Johannesburg – The wind may have turned around, but economic
weather conditions for airlines remain unfavourable.
The industry has recently suffered subdued demand from
travellers, as well as high fuel and other input costs.
The recent drop in the oil price to under $100 a barrel –
after having been above $120 for some time – is welcomed, but players reckon
other economic factors could offset the decline.
Tony Tyler, chief executive of the International Air Traffic
Association, said at the association’s annual general meeting last week
that the lower oil price, stronger than expected passenger traffic and the fact
that cargo traffic had reached a turnaround point, were all positive for the
industry’s profit outlook.
But he warned that the European debt crisis stands squarely
in the path of economic growth, keeping the profit outlook for the year at
$3bn, amounting to a net profit of only 0.5%.
The picture in southern Africa also looks rather gloomy,
although the industry “is optimistic about a recovery”.
Chris Zweigenthal, chief executive of the Airlines
Association of Southern Africa, said that while the rand was trading
between R7.50 and R8.00 to the dollar the industry, which pays for its fuel in
rands, enjoyed a slight advantage because of the lower oil price, but the rand
has since weakened.
At around R8.30 the benefit of a lower oil prices becomes
diluted and airlines effectively pay more or less the same for fuel as they
paid when the oil price was higher.
Zweigenthal said the oil price is expected to rise closer to
$110 a barrel again.
Frank van der Post, managing director for brand and customer
experience at British Airways, which is operated locally by Comair, said the
oil price plays a significant role in the group’s costs and it would definitely
help for the oil price to remain under $100 a barrel.

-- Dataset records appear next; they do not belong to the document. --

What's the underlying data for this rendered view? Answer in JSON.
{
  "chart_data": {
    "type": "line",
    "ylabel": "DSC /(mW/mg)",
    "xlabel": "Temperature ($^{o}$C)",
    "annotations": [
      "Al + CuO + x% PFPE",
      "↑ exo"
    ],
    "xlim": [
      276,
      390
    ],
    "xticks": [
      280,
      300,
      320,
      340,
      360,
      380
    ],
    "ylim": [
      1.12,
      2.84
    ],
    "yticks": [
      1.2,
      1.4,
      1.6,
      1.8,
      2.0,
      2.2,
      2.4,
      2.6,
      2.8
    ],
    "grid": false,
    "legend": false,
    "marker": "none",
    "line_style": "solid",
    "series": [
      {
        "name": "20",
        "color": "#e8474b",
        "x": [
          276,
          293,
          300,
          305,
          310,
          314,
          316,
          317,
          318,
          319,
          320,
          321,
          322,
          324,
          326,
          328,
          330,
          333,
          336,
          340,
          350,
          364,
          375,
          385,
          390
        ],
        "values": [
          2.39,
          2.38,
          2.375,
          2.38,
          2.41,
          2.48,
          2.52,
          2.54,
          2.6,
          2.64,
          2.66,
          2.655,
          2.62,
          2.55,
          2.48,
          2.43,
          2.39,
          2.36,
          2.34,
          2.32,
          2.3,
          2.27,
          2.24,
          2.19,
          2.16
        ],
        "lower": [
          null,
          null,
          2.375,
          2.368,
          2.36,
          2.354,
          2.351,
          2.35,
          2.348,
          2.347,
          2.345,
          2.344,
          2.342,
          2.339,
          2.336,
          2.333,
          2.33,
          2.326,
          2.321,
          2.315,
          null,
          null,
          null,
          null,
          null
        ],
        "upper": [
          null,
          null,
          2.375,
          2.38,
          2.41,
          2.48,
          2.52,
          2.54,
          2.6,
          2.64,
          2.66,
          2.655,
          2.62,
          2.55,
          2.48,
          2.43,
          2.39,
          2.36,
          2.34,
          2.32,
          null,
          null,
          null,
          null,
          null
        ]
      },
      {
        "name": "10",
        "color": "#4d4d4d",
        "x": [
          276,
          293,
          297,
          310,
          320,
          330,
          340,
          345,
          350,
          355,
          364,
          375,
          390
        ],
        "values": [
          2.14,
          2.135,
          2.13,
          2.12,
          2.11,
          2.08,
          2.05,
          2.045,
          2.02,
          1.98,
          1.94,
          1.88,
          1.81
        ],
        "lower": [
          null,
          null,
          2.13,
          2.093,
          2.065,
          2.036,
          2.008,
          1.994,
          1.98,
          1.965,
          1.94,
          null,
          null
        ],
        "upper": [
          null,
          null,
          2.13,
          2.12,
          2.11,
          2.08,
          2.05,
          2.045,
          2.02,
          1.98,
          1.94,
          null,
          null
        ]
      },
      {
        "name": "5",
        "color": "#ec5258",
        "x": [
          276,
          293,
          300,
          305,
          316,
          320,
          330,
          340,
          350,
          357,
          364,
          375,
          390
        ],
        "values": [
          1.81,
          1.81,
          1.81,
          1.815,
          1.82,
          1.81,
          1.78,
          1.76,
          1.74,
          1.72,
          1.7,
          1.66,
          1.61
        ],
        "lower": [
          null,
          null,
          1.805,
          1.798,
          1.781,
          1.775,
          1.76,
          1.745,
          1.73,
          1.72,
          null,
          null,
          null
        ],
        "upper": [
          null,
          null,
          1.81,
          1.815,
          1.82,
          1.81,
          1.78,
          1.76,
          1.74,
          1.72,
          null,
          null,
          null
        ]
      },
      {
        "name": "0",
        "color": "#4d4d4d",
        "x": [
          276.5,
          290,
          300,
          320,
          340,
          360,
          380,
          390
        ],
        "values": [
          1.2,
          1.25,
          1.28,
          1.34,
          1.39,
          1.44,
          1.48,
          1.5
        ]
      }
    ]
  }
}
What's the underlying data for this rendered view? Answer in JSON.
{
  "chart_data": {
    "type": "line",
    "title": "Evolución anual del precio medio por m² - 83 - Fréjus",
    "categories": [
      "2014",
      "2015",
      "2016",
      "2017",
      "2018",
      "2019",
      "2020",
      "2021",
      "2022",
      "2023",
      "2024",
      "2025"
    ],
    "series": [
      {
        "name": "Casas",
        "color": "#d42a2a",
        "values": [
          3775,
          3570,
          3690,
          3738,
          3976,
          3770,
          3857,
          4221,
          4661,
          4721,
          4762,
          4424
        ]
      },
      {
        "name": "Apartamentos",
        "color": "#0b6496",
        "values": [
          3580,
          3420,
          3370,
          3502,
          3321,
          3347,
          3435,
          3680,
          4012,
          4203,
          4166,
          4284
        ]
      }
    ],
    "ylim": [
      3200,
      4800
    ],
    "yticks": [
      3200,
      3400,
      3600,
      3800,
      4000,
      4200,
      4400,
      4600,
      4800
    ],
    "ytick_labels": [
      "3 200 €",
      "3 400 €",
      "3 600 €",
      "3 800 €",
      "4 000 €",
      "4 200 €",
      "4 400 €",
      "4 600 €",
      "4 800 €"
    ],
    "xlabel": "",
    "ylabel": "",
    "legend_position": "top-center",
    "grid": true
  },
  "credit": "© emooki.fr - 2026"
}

As a result of weaker economic growth, which drives down the
oil price, the lowering of turnover could considerably exceed any savings in
fuel costs, he believes.
That’s a situation in which it would be rather difficult to
rejoice about a lower oil price, he said.
James Rigney, chief financial officer at Etihad Airways,
said the group last year spent more than $1bn on fuel – almost 40% of its
costs, against a mere 14% 10 years ago.
“Every small change in the oil price is thus meaningful for
us and a decline brings welcome relief,” he said.
But he agreed that the European debt crisis and the
resultant weaker passenger traffic and smaller demand for freight traffic
largely wipes out the benefit the industry enjoys from a lower oil price.
But hope is not lost.
Zweigenthal is optimistic about growth prospects, although the recovery will take longer than the industry would wish.
He reckons
airlines will not soon experience the growth they saw in the mid-2000s, and
subdued growth in passenger levels is in store for the industry.
Consumers are
taking care and keeping their eyes open for the best offers, which puts prices
under pressure.
One might hope to see an improvement next year, he said.
Low-cost airline Velvet Sky had to suspend operations a
while ago, and Zweigenthal said he hopes there will be no further casualties.
He does not necessarily expect any mergers in the industry,
but believes airlines will look for ways to help them recapitalise in future.
Difficult trading conditions will remain the order of the
day and shareholders may have to offer assistance.